Oh ok now i dont feel alone. Ive got racks of trimmed, planed off cut pieces. Hundreds of pen blanks. Knife and pistol grip size pieces. I cant throw them out. Ive listed some and cant sell them. Alot if times the shipping is more than the product. Im going to sit on them and maybe someday over the rainbow. !!!!

Reactions: Like 5


----------



## Mr. Peet (Jan 19, 2021)

sprucegum said:


> I have been told that white cedar shavings are good mulch for blueberry plants. Supposed to repel bugs . Never tried it.



They can be, just be mindful of soil ph. The junipers are supposed to detour bugs more. Down side is timing.

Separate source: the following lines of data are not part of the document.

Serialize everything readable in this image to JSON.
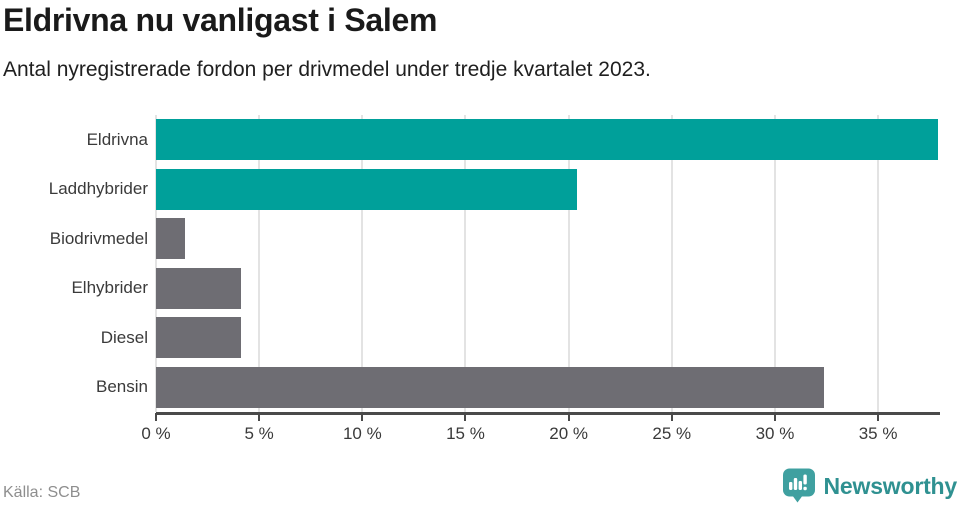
{
  "header": {
    "title": "Eldrivna nu vanligast i Salem",
    "subtitle": "Antal nyregistrerade fordon per drivmedel under tredje kvartalet 2023."
  },
  "chart_data": {
    "type": "bar",
    "orientation": "horizontal",
    "title": "Eldrivna nu vanligast i Salem",
    "subtitle": "Antal nyregistrerade fordon per drivmedel under tredje kvartalet 2023.",
    "categories": [
      "Eldrivna",
      "Laddhybrider",
      "Biodrivmedel",
      "Elhybrider",
      "Diesel",
      "Bensin"
    ],
    "values": [
      37.9,
      20.4,
      1.4,
      4.1,
      4.1,
      32.4
    ],
    "unit": "%",
    "bar_colors": [
      "#00A09A",
      "#00A09A",
      "#6E6D73",
      "#6E6D73",
      "#6E6D73",
      "#6E6D73"
    ],
    "highlight_color": "#00A09A",
    "neutral_color": "#6E6D73",
    "xlim": [
      0,
      38
    ],
    "xticks": [
      {
        "value": 0,
        "label": "0 %"
      },
      {
        "value": 5,
        "label": "5 %"
      },
      {
        "value": 10,
        "label": "10 %"
      },
      {
        "value": 15,
        "label": "15 %"
      },
      {
        "value": 20,
        "label": "20 %"
      },
      {
        "value": 25,
        "label": "25 %"
      },
      {
        "value": 30,
        "label": "30 %"
      },
      {
        "value": 35,
        "label": "35 %"
      }
    ],
    "grid": "vertical",
    "legend": "none"
  },
  "footer": {
    "source": "Källa: SCB",
    "brand_name": "Newsworthy"
  },
  "colors": {
    "grid": "#E3E3E3",
    "axis": "#4A4A4A",
    "title_text": "#1A1A1A",
    "label_text": "#3A3A3A",
    "source_text": "#8E8E8E",
    "logo_teal": "#3FA0A0",
    "logo_text_teal": "#2F9191"
  }
}
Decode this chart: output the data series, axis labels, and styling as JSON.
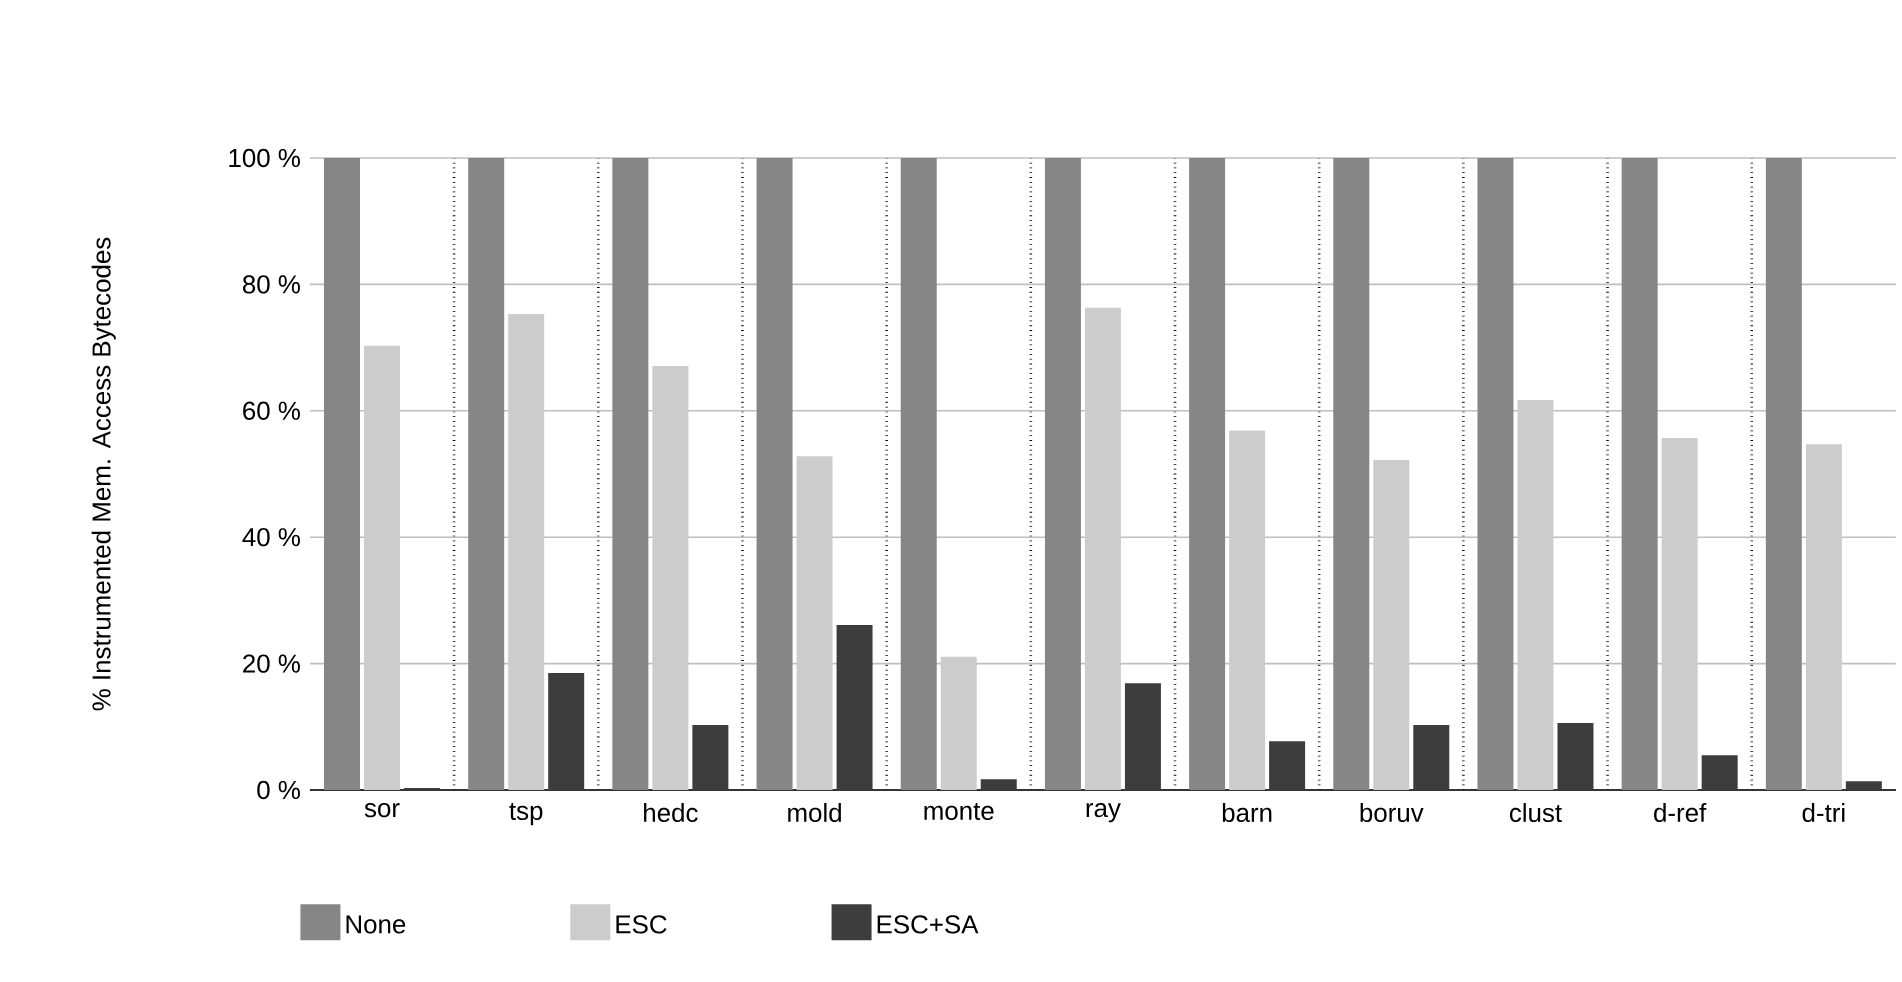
{
  "chart_data": {
    "type": "bar",
    "ylabel": "% Instrumented Mem. Access Bytecodes",
    "categories": [
      "sor",
      "tsp",
      "hedc",
      "mold",
      "monte",
      "ray",
      "barn",
      "boruv",
      "clust",
      "d-ref",
      "d-tri"
    ],
    "series": [
      {
        "name": "None",
        "color": "#858685",
        "values": [
          100,
          100,
          100,
          100,
          100,
          100,
          100,
          100,
          100,
          100,
          100
        ]
      },
      {
        "name": "ESC",
        "color": "#cbcccb",
        "values": [
          70.3,
          75.3,
          67.1,
          52.8,
          21.1,
          76.3,
          56.9,
          52.2,
          61.7,
          55.7,
          54.7
        ]
      },
      {
        "name": "ESC+SA",
        "color": "#3c3d3c",
        "values": [
          0.3,
          18.5,
          10.3,
          26.1,
          1.7,
          16.9,
          7.7,
          10.3,
          10.6,
          5.5,
          1.4
        ]
      }
    ],
    "ylim": [
      0,
      100
    ],
    "yticks": [
      {
        "value": 0,
        "label": "0 %"
      },
      {
        "value": 20,
        "label": "20 %"
      },
      {
        "value": 40,
        "label": "40 %"
      },
      {
        "value": 60,
        "label": "60 %"
      },
      {
        "value": 80,
        "label": "80 %"
      },
      {
        "value": 100,
        "label": "100 %"
      }
    ],
    "grid": "y",
    "legend": "bottom left"
  }
}
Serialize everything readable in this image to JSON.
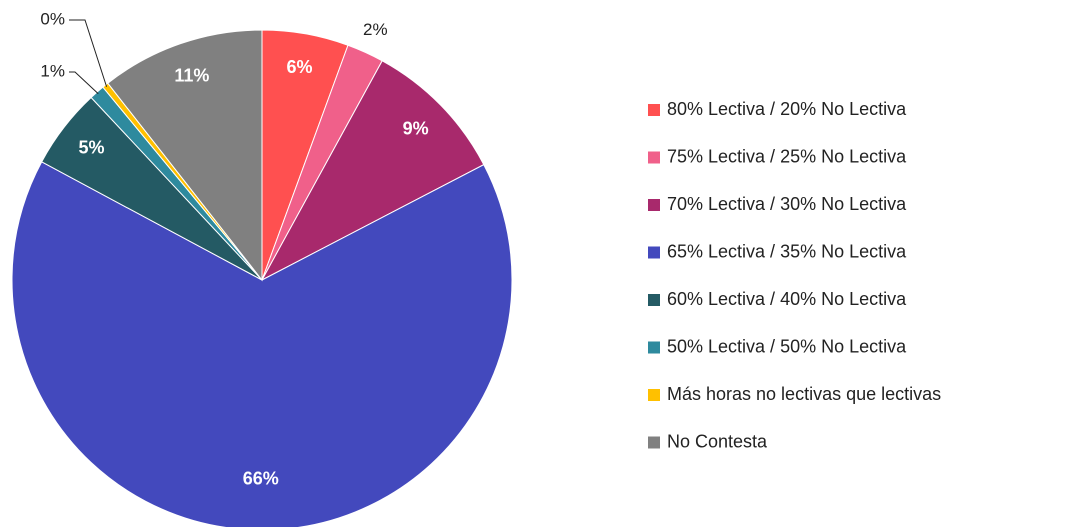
{
  "chart_data": {
    "type": "pie",
    "categories": [
      "80% Lectiva / 20% No Lectiva",
      "75% Lectiva / 25% No Lectiva",
      "70% Lectiva / 30% No Lectiva",
      "65% Lectiva / 35% No Lectiva",
      "60% Lectiva / 40% No Lectiva",
      "50% Lectiva / 50% No Lectiva",
      "Más horas no lectivas que lectivas",
      "No Contesta"
    ],
    "values": [
      5.6,
      2.4,
      9.4,
      65.6,
      5.2,
      1.0,
      0.4,
      10.6
    ],
    "value_labels": [
      "6%",
      "2%",
      "9%",
      "66%",
      "5%",
      "1%",
      "0%",
      "11%"
    ],
    "colors": [
      "#ff5050",
      "#f0608a",
      "#a8296c",
      "#4349bd",
      "#245a64",
      "#2e8a9e",
      "#ffc000",
      "#808080"
    ],
    "legend": "right"
  }
}
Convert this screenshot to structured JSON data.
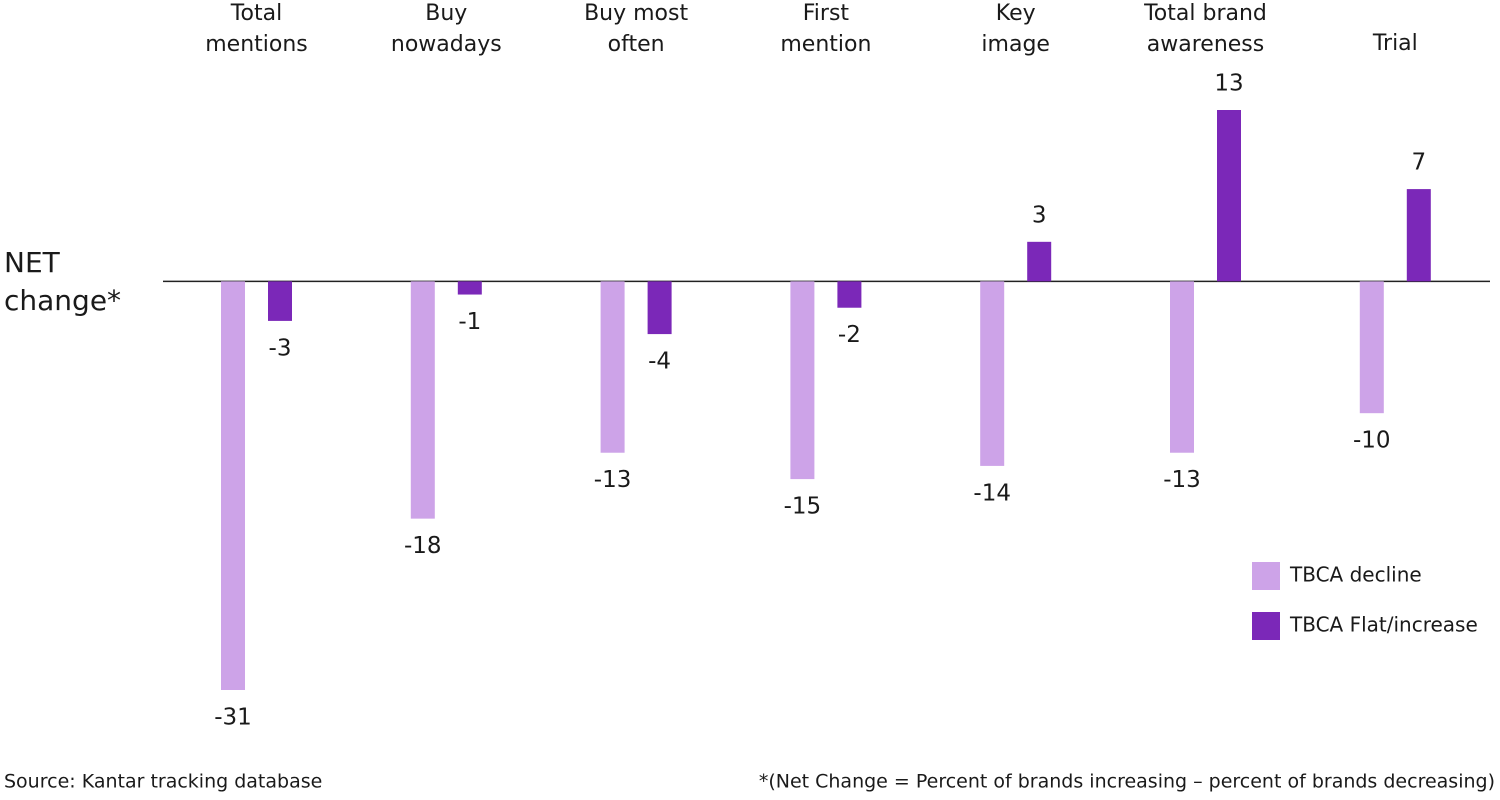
{
  "chart_data": {
    "type": "bar",
    "y_label": [
      "NET",
      "change*"
    ],
    "categories": [
      [
        "Total",
        "mentions"
      ],
      [
        "Buy",
        "nowadays"
      ],
      [
        "Buy most",
        "often"
      ],
      [
        "First",
        "mention"
      ],
      [
        "Key",
        "image"
      ],
      [
        "Total brand",
        "awareness"
      ],
      [
        "Trial"
      ]
    ],
    "series": [
      {
        "name": "TBCA decline",
        "color": "#cda3e8",
        "values": [
          -31,
          -18,
          -13,
          -15,
          -14,
          -13,
          -10
        ]
      },
      {
        "name": "TBCA Flat/increase",
        "color": "#7b28b8",
        "values": [
          -3,
          -1,
          -4,
          -2,
          3,
          13,
          7
        ]
      }
    ],
    "ylim": [
      -31,
      13
    ],
    "legend": "lower right",
    "source": "Source: Kantar tracking database",
    "footnote": "*(Net Change = Percent of brands increasing – percent of brands decreasing)"
  }
}
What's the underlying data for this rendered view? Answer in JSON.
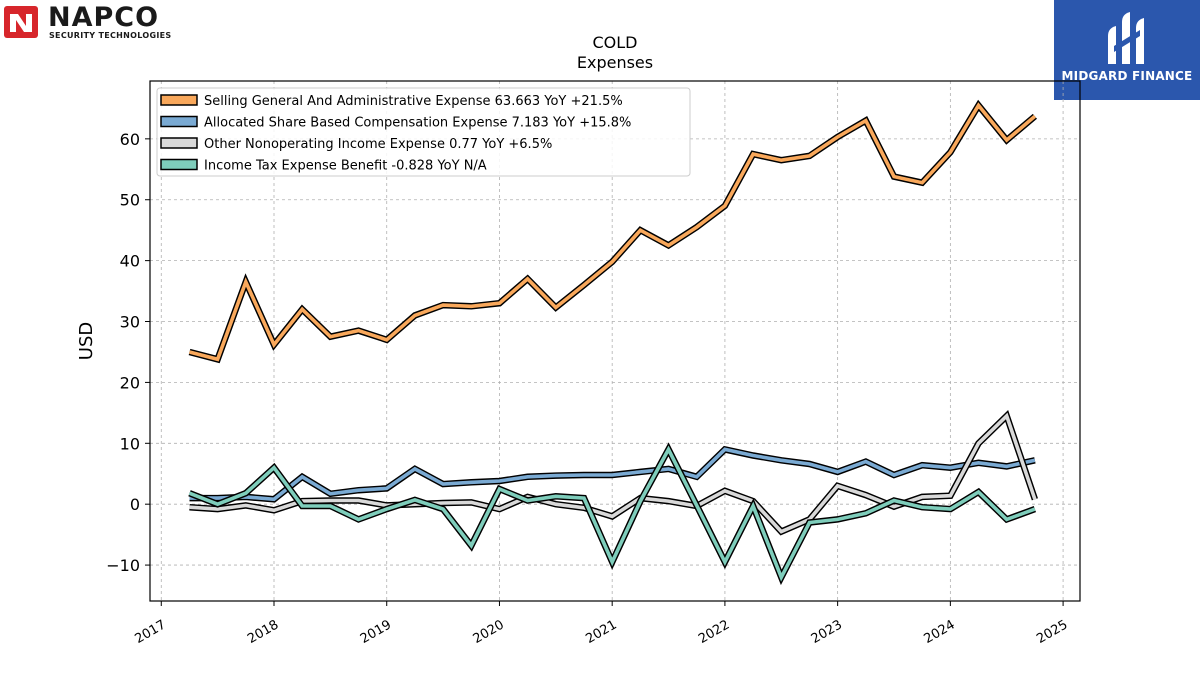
{
  "branding": {
    "left_logo_word": "NAPCO",
    "left_logo_sub": "SECURITY TECHNOLOGIES",
    "right_logo_name": "MIDGARD FINANCE",
    "right_logo_bg": "#2b57ad"
  },
  "chart_data": {
    "type": "line",
    "title": "COLD",
    "subtitle": "Expenses",
    "xlabel": "",
    "ylabel": "USD",
    "xlim": [
      2016.9,
      2025.15
    ],
    "ylim": [
      -15.9,
      69.5
    ],
    "x_ticks": [
      2017,
      2018,
      2019,
      2020,
      2021,
      2022,
      2023,
      2024,
      2025
    ],
    "y_ticks": [
      -10,
      0,
      10,
      20,
      30,
      40,
      50,
      60
    ],
    "grid": true,
    "legend_position": "top-left",
    "x": [
      2017.25,
      2017.5,
      2017.75,
      2018.0,
      2018.25,
      2018.5,
      2018.75,
      2019.0,
      2019.25,
      2019.5,
      2019.75,
      2020.0,
      2020.25,
      2020.5,
      2020.75,
      2021.0,
      2021.25,
      2021.5,
      2021.75,
      2022.0,
      2022.25,
      2022.5,
      2022.75,
      2023.0,
      2023.25,
      2023.5,
      2023.75,
      2024.0,
      2024.25,
      2024.5,
      2024.75
    ],
    "series": [
      {
        "name": "Selling General And Administrative Expense",
        "legend": "Selling General And Administrative Expense  63.663 YoY +21.5%",
        "color": "#f9a85b",
        "values": [
          25.0,
          23.8,
          36.5,
          26.2,
          32.0,
          27.5,
          28.5,
          27.0,
          31.0,
          32.7,
          32.5,
          33.0,
          37.0,
          32.3,
          36.0,
          39.8,
          45.0,
          42.5,
          45.5,
          49.0,
          57.5,
          56.5,
          57.2,
          60.3,
          63.0,
          53.8,
          52.8,
          57.8,
          65.5,
          59.8,
          63.7
        ]
      },
      {
        "name": "Allocated Share Based Compensation Expense",
        "legend": "Allocated Share Based Compensation Expense  7.183 YoY +15.8%",
        "color": "#7aaad3",
        "values": [
          1.0,
          1.0,
          1.2,
          0.8,
          4.5,
          1.7,
          2.3,
          2.6,
          5.8,
          3.3,
          3.6,
          3.8,
          4.5,
          4.7,
          4.8,
          4.8,
          5.3,
          5.8,
          4.5,
          9.0,
          8.0,
          7.2,
          6.6,
          5.3,
          7.0,
          4.8,
          6.4,
          6.0,
          6.8,
          6.2,
          7.2
        ]
      },
      {
        "name": "Other Nonoperating Income Expense",
        "legend": "Other Nonoperating Income Expense  0.77 YoY +6.5%",
        "color": "#d9d9d9",
        "values": [
          -0.5,
          -0.8,
          -0.2,
          -1.0,
          0.5,
          0.6,
          0.6,
          -0.2,
          0.0,
          0.2,
          0.3,
          -0.8,
          1.2,
          0.0,
          -0.6,
          -2.0,
          1.0,
          0.5,
          -0.3,
          2.2,
          0.5,
          -4.5,
          -2.5,
          3.0,
          1.5,
          -0.4,
          1.2,
          1.4,
          10.0,
          14.5,
          0.8
        ]
      },
      {
        "name": "Income Tax Expense Benefit",
        "legend": "Income Tax Expense Benefit  -0.828 YoY N/A",
        "color": "#7ecdbb",
        "values": [
          1.8,
          0.0,
          1.8,
          6.0,
          -0.3,
          -0.3,
          -2.5,
          -0.8,
          0.7,
          -0.8,
          -6.8,
          2.5,
          0.6,
          1.3,
          1.0,
          -9.5,
          0.5,
          9.0,
          -0.2,
          -9.5,
          -0.3,
          -12.0,
          -3.0,
          -2.5,
          -1.5,
          0.6,
          -0.5,
          -0.8,
          2.0,
          -2.5,
          -0.8
        ]
      }
    ]
  }
}
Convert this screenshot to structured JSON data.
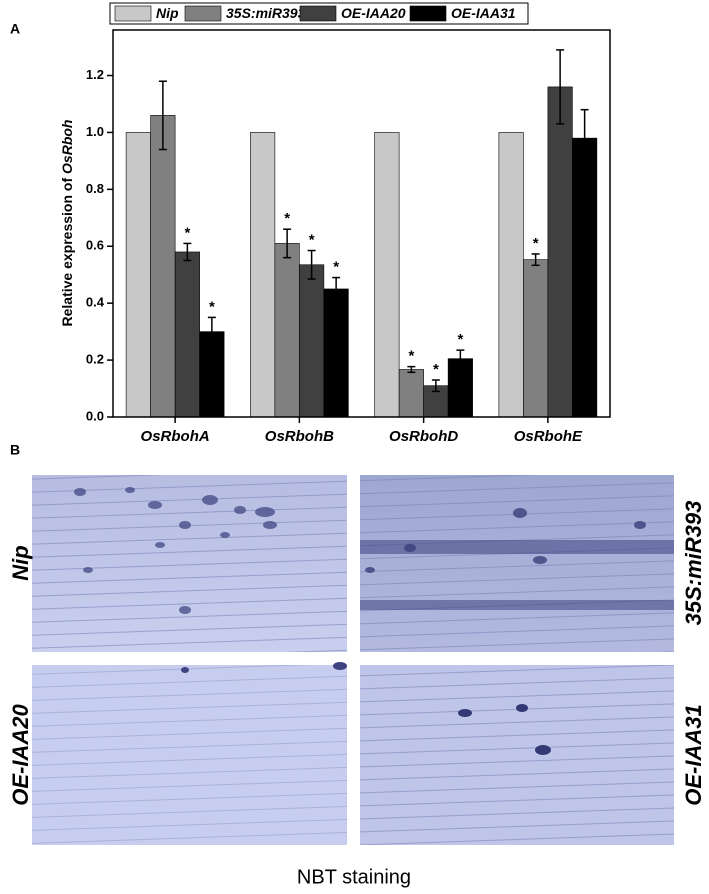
{
  "chart_data": {
    "type": "bar",
    "panel": "A",
    "ylabel": {
      "text": "Relative expression of",
      "italic": "OsRboh"
    },
    "categories": [
      "OsRbohA",
      "OsRbohB",
      "OsRbohD",
      "OsRbohE"
    ],
    "series": [
      {
        "name": "Nip",
        "color": "#c8c8c8",
        "values": [
          1.0,
          1.0,
          1.0,
          1.0
        ],
        "errors": [
          null,
          null,
          null,
          null
        ],
        "significance": [
          null,
          null,
          null,
          null
        ]
      },
      {
        "name": "35S:miR393",
        "color": "#808080",
        "values": [
          1.06,
          0.61,
          0.167,
          0.553
        ],
        "errors": [
          0.12,
          0.05,
          0.01,
          0.02
        ],
        "significance": [
          null,
          "*",
          "*",
          "*"
        ]
      },
      {
        "name": "OE-IAA20",
        "color": "#404040",
        "values": [
          0.58,
          0.535,
          0.11,
          1.16
        ],
        "errors": [
          0.03,
          0.05,
          0.02,
          0.13
        ],
        "significance": [
          "*",
          "*",
          "*",
          null
        ]
      },
      {
        "name": "OE-IAA31",
        "color": "#000000",
        "values": [
          0.3,
          0.45,
          0.205,
          0.98
        ],
        "errors": [
          0.05,
          0.04,
          0.03,
          0.1
        ],
        "significance": [
          "*",
          "*",
          "*",
          null
        ]
      }
    ],
    "ylim": [
      0,
      1.36
    ],
    "yticks": [
      {
        "value": 0,
        "label": "0.0"
      },
      0.2,
      0.4,
      0.6,
      0.8,
      {
        "value": 1,
        "label": "1.0"
      },
      1.2
    ],
    "legend": "top"
  },
  "images": {
    "panel": "B",
    "labels": [
      "Nip",
      "35S:miR393",
      "OE-IAA20",
      "OE-IAA31"
    ],
    "caption": "NBT staining"
  }
}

Wet the mulch, otherwise moles and voles and rabbits will nest.


----------



## Mike Hill (Jan 20, 2021)

Gary Schuler said:


> Oh ok now i dont feel alone. Ive got racks of trimmed, planed off cut pieces. Hundreds of pen blanks. Knife and pistol grip size pieces. I cant throw them out. Ive listed some and cant sell them. Alot if times the shipping is more than the product. Im going to sit on them and maybe someday over the rainbow. !!!!


----------



## Mike Hill (Jan 20, 2021)

Maverick said:


> I am going to try and translate what Mike said into English....You are on Woodbarter surrounded by normal woodworks who love wood. Thus you are normal and nothing to be concerned about. Relax and enjoy your hobby!!


Wish I knew how to do that!!!!

Reactions: Like 2


----------



## Maverick (Jan 20, 2021)

Mike Hill said:


> Wish I knew how to do that!!!!



BTW Mike, I love your prose when you wax eloquently. Keep it up.

Reactions: Thank You! 1 | Agree 1 | Funny 2


----------